In the latest research to suggest why men don't live as long as women, a University of Pittsburgh epidemiologist has found that males are roughly twice as likely as females to get killed during thunderstorms.
Of the 1,442 thunderstorm-related deaths in the United States between 1994 and 2000, 65 percent of the victims were men. Two-thirds of the deaths occurred outside the home and, in those cases, 70 percent of the victims were men, said Thomas J. Songer, assistant professor of epidemiology at the Graduate School of Public Health. The average age of those killed by thunderstorms was 36.
Songer presented his results yesterday at a national injury prevention conference in Atlanta.
Thunderstorm deaths don't happen every day, of course. While there are more than 100,000 annually in the United States, the flash floods, lightning and tornadoes they generate result in about 290 deaths a year, according to the National Weather Service.
In Pennsylvania, 48 thunderstorm-related deaths were recorded between 1994 and 2000, including 18 caused by flash floods and 14 by lightning.
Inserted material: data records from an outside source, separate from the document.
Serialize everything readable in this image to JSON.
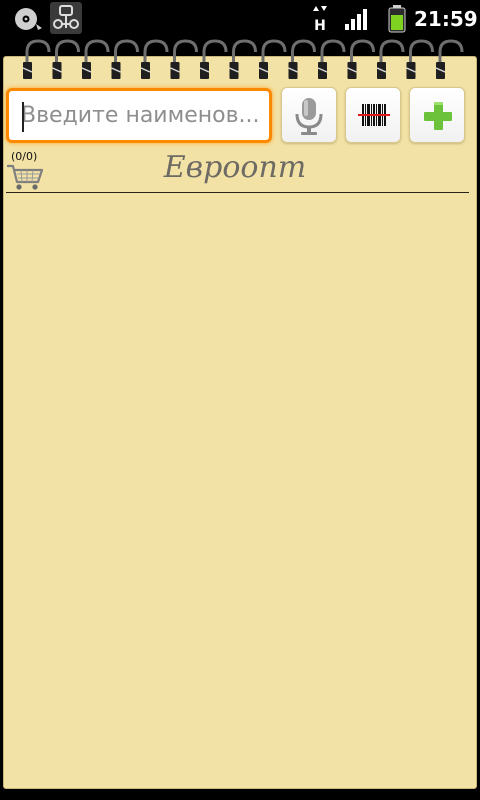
{
  "status_bar": {
    "time": "21:59",
    "network_type": "H",
    "icons": [
      "disc-icon",
      "app-notification-icon",
      "network-activity-icon",
      "signal-icon",
      "battery-icon"
    ]
  },
  "toolbar": {
    "search_placeholder": "Введите наименов...",
    "search_value": "",
    "mic_icon": "microphone-icon",
    "barcode_icon": "barcode-icon",
    "add_icon": "plus-icon"
  },
  "list": {
    "title": "Евроопт",
    "cart_count": "(0/0)",
    "items": []
  },
  "colors": {
    "paper": "#f3e2a5",
    "focus": "#ff8a00",
    "add_green": "#6cc23b",
    "title": "#6e6a64"
  }
}
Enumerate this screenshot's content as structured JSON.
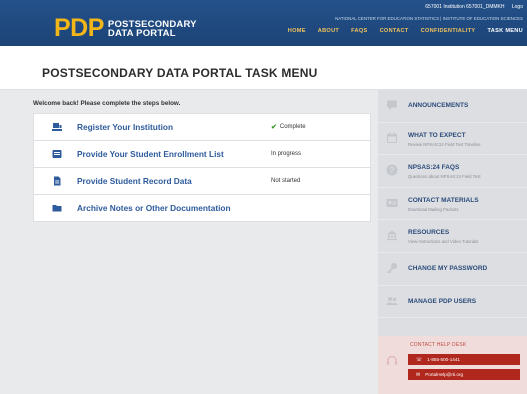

Another nine were caused by high winds and seven by tornadoes.
Songer undertook the project to resolve what he perceived as contradictory messages about what people should do if they're caught in a thunderstorm: To avoid lightning strikes, people are told to seek low ground and stay in vehicles, he said; to avoid flash flood, they are told to seek high ground and stay out of vehicles.
"All of these things can happen in a thunderstorm, so what are you supposed to do?" said Songer, who works at Pitt's Center for Injury Research and Control. "Everybody looks at lightning by itself or tornadoes by themselves or flash floods by themselves. But they all have a common element in that they stem from thunderstorms."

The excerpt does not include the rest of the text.